Ferris Bueller's Day Off is more on the comedy side; however, the film's eponymous protagonist is as unconventional a rebel as it can get. Ferris Bueller (a perfectly cast Matthew Broderick) is a good student, a clean-cut kid who simply decides to have some fun before he embarks onto the next step of his life (college - i.e. adulthood). The film's immortal line encapsulates Ferris' mindset: "Life moves pretty fast. If you don't stop and look around once in a while, you could miss it." On this adventure, he will drag his best friend Cameron along with him; Cameron though is unfortunately too stiff and too worried thinking about his parents and the repercussions of his actions to enjoy their newfound freedom. That is up until the breaking point, where he is finally enlightened: "My old man pushes me around. I never say anything! Well he's not the problem, I'm the problem. I gotta stand against him...I'm just tired of being afraid". In the film's crowning moment next, Cameron will turn his father's prized Ferrari convertible into scrap metal.
Ferris Bueller's Day Off most valuable lesson is that we adults could significantly improve our lives if we could manage to disregard some rules and expected normal behaviours imposed to us by society at large. This is a risk worth taking, Ferris is secretly telling us: it is not anarchy that would follow rebellion, it is personal bliss.

La Haine
(Mathieu Kassovitz, 1995)
Like The Specials' "Ghost Town" and The Clash's "London Calling", La Haine will sadly be forever topical. After the 2005 Paris suburbs riots, the events depicted in the movie became shockingly prescient. In If..., the oppresive force is school; in La Haine, it is the police. Its brutal, violent tactics of law enforcement will push two of the three protagonists (all from ethnic minorities) to take drastic action.
Kassovitz does not shy away from choosing side, but his film never becomes didactic or mere agitprop: surprisingly, its impact is enhanced because of the subtlety of the direction and the performances, although the film's theme theoretically should call for the opposite. Shot in a stark black and white (a truly outstanding cinematography) and boasting an inventive direction from newcomer Kassovitz, La Haine is a landmark of inspired and inspiring cinema.

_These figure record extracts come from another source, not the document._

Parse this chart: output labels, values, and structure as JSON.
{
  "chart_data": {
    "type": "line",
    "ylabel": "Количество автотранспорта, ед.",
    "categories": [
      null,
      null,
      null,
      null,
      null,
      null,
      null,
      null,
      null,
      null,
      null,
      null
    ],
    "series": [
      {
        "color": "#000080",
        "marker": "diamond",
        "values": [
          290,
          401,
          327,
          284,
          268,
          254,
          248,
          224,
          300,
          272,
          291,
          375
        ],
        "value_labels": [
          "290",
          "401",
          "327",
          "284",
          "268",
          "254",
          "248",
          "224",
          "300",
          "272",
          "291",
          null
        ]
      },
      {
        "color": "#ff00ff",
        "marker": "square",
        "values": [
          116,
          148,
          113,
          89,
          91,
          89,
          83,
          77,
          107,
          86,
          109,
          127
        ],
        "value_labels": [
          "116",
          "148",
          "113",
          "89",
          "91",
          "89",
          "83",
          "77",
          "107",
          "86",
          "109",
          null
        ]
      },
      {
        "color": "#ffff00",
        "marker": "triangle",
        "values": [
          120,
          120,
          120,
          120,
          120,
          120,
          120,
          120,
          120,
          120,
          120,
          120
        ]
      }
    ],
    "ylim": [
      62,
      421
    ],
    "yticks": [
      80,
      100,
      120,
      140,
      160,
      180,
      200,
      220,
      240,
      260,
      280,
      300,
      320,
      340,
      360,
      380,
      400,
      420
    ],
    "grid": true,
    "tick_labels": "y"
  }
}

Elephant (Gus Van Sant, 2003)
In Elephant, director Gus Van Sant offers nothing to help us. No motivations explain the actions of the protagonists; no background stories or subplots exist; no psychological or sociological threads run clearly. Michel Houellebecq wrote in his book The Elementary Particles that young kids are inherently the most evil creatures in the whole world. Elephant could be viewed simplistically like this: teenagers doing mean things to each other, with no apparent reason whatsoever, well because there is no reason.
The film follows two teenagers in their school. Their life is presented in a sequence of events.
Strangely, there is absolutely no effort from the director's point of view to involve the viewer in any emotional way. This directing style follows the aloof, unsentimental way the two teenagers act throughout the movie. There is a cold, unsettling, unusual detachment to everything we see which makes the final sequence even more tragic and surreal.
Elephant
won the Palme d'Or and Van Sant received the Best Director award
at the 2003 Cannes festival. Unusually slow pace, long takes, and little dialogue: Elephant is demanding for everyone but rewarding for the very few.